Quando se fala em Naoki Urasawa, a trindade sagrada vem quase automaticamente à mente: o suspense psicológico perfeito de Monster, a distopia sci-fi de Pluto e a complexidade labiríntica de 20th Century Boys.
É quase uma heresia dizer que existe algo melhor que a saga do Dr. Tenma ou a investigação do robô Gesicht. Mas, para quem mergulha fundo na bibliografia do mestre, existe uma obra que corre por fora e, silenciosamente, reivindica o trono de "Melhor Trabalho". Estamos falando de Billy Bat.
Publicado originalmente entre 2008 e 2016 e chegando recentemente às bancas brasileiras pela Panini Comics, este mangá é, talvez, a obra mais ousada e "meta" da carreira de Urasawa.
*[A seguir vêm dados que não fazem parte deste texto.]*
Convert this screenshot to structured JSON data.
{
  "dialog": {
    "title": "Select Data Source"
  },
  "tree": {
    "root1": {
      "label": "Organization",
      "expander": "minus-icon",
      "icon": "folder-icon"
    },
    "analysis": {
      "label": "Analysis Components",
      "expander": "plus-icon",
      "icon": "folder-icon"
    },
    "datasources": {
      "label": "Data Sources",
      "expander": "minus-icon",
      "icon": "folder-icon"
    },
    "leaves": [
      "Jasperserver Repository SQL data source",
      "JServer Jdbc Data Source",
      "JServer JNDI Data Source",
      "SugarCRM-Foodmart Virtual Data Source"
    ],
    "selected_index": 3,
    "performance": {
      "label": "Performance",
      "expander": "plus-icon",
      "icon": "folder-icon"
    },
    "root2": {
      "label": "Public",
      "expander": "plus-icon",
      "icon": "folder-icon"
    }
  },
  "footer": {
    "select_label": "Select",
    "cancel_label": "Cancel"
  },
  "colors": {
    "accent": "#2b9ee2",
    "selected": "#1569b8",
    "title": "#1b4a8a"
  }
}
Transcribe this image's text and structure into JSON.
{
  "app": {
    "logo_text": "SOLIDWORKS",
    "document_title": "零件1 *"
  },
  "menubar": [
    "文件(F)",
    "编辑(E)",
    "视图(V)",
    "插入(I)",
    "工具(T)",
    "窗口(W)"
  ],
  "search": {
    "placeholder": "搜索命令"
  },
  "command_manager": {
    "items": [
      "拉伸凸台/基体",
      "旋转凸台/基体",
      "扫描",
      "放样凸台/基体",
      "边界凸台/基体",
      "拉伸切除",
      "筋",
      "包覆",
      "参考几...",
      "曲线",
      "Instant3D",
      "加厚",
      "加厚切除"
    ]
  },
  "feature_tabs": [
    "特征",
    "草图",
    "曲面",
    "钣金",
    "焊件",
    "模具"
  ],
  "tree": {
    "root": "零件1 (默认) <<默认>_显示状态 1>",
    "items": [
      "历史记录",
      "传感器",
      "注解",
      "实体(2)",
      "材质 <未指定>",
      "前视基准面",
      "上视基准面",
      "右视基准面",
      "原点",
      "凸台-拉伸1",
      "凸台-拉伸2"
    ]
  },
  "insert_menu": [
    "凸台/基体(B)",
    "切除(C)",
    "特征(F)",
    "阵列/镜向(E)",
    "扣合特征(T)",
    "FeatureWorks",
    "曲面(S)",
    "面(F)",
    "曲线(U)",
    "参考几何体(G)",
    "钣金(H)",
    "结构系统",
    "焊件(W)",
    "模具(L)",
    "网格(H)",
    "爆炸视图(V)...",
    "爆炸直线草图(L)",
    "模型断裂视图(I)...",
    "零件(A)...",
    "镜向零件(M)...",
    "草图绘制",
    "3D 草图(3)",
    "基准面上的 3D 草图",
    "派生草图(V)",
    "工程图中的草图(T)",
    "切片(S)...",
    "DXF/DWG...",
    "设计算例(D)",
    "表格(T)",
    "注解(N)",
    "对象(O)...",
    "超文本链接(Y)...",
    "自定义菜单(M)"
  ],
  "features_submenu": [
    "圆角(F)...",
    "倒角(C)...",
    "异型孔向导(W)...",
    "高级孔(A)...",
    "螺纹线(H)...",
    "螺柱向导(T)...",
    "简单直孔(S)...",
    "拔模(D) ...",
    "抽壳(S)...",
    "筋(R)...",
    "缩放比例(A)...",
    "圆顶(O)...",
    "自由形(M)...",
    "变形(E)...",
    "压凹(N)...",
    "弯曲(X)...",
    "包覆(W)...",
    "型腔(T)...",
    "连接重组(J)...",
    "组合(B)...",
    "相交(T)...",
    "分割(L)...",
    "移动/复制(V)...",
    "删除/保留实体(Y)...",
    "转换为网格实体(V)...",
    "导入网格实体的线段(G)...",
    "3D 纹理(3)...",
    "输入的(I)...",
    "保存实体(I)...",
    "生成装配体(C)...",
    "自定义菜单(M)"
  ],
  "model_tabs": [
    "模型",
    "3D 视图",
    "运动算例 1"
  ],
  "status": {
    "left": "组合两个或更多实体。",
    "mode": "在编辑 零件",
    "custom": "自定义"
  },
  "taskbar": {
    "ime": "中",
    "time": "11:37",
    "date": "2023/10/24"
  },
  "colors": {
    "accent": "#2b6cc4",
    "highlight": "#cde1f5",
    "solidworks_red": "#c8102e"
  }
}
A Premisa: Um Plágio? Não, uma Profecia.
A história começa de forma enganosamente simples (uma marca registrada do autor). Estamos em 1949 e acompanhamos Kevin Yamagata, um quadrinista nipo-americano que faz sucesso desenhando as aventuras de um morcego detetive chamado Billy Bat.
Tudo muda quando Kevin ouve dizer que seu protagonista é idêntico a um personagem que já existia no Japão. Temendo ter cometido plágio inconsciente, ele viaja para a terra de seus ancestrais para pedir permissão ao criador original.
O que ele encontra, porém, não é um processo de direitos autorais, mas uma conspiração que atravessa milênios. O "Morcego" não é apenas um desenho; é uma entidade, um símbolo antigo que aparece em pergaminhos, cavernas pré-históricas e momentos cruciais da humanidade.
Por que Billy Bat é tão genial?
Se Monster discutia a dualidade do bem e do mal, e 20th Century Boys falava sobre seitas e o poder das memórias de infância, Billy Bat é a síntese de tudo isso, elevada à décima potência.
- Meta-Linguagem: O mangá coloca o ato de "desenhar quadrinhos" como um superpoder. O Morcego (que se divide entre o Branco e o Preto) parece ditar o futuro para aqueles que o desenham.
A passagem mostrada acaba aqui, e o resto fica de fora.